Green Century Funds President Leslie Samuelrich reports that the recent, costly ruling against BP provides a concrete example of why it makes sense to avoid investing in oil companies. Green Century sent out a release that provides the rationale from an investor's point of view.
A news release said the details of the spill in 2010 may have faded, which was once described as the "worst U.S environmental disaster" by then EPA Director Carol Browner; but the recent watershed ruling, which may eclipse $50 billion, brought the financial impact of the company's actions back to the attention of investors worldwide.
After the ruling, BP's stock immediately declined, and financial analysts predicted that the fine could wipe out years of profit and interfere with the company's financial ability to maneuver effectively. BP was found guilty of gross negligence by U.S. District Judge Carl Barbier for its oil rig that exploded, killing 11 people and dumping 170 million gallons of crude oil into the Gulf of Mexico for three months.
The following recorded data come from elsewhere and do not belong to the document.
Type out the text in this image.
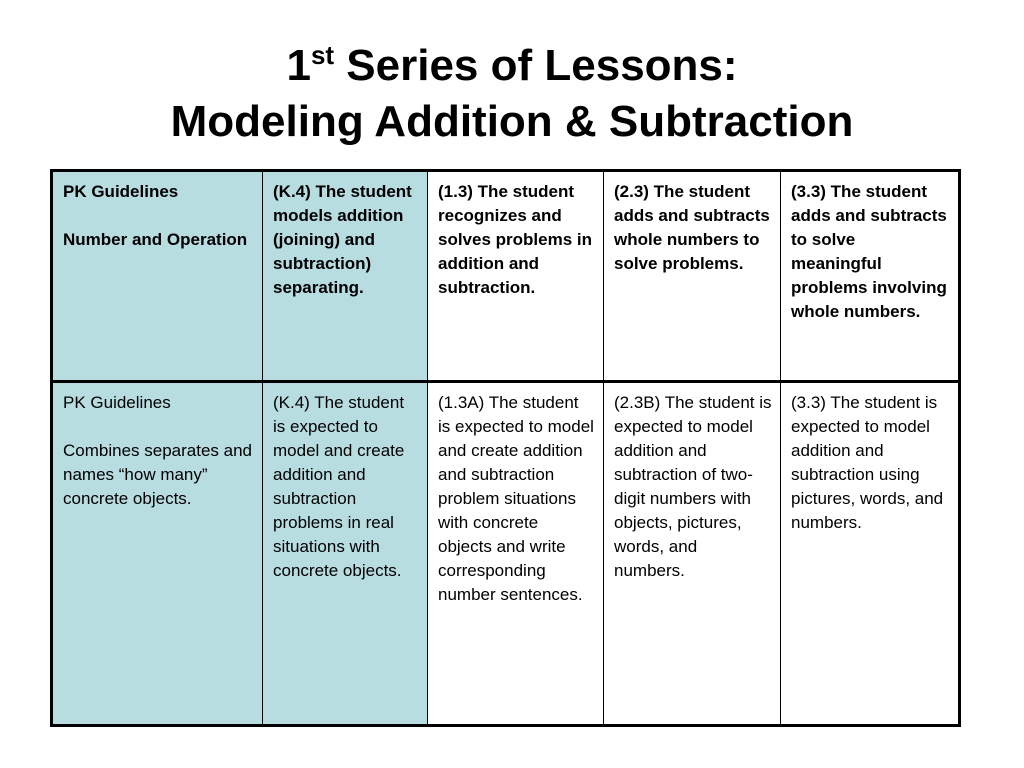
1st Series of Lessons:
Modeling Addition & Subtraction
PK Guidelines
Number and Operation	(K.4) The student models addition (joining) and subtraction) separating.	(1.3) The student recognizes and solves problems in addition and subtraction.	(2.3) The student adds and subtracts whole numbers to solve problems.	(3.3) The student adds and subtracts to solve meaningful problems involving whole numbers.
PK Guidelines
Combines separates and names “how many” concrete objects.	(K.4) The student is expected to model and create addition and subtraction problems in real situations with concrete objects.	(1.3A) The student is expected to model and create addition and subtraction problem situations with concrete objects and write corresponding number sentences.	(2.3B) The student is expected to model addition and subtraction of two-digit numbers with objects, pictures, words, and numbers.	(3.3) The student is expected to model addition and subtraction using pictures, words, and numbers.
"The ruling shows that the risks of pursuing high-cost and high-risk oil explorations in deep water can impact investors for years," stated Leslie. "This ruling is a wake-up call for investors who have not yet addressed the potential risks of investing in fossil fuel companies. While the BP explosion was unprecedented, no drilling company can predict or protect against all the unforeseen environmental accidents and resulting costs and liabilities that can impact investors."
Both Green Century's Balanced Fund and Equity Fund exclude fossil fuel companies and instead seek to invest in companies that manage environmental risks and operate sustainably. Green Century also works with companies to improve their environmental footprint and make their supply chain more sustainable.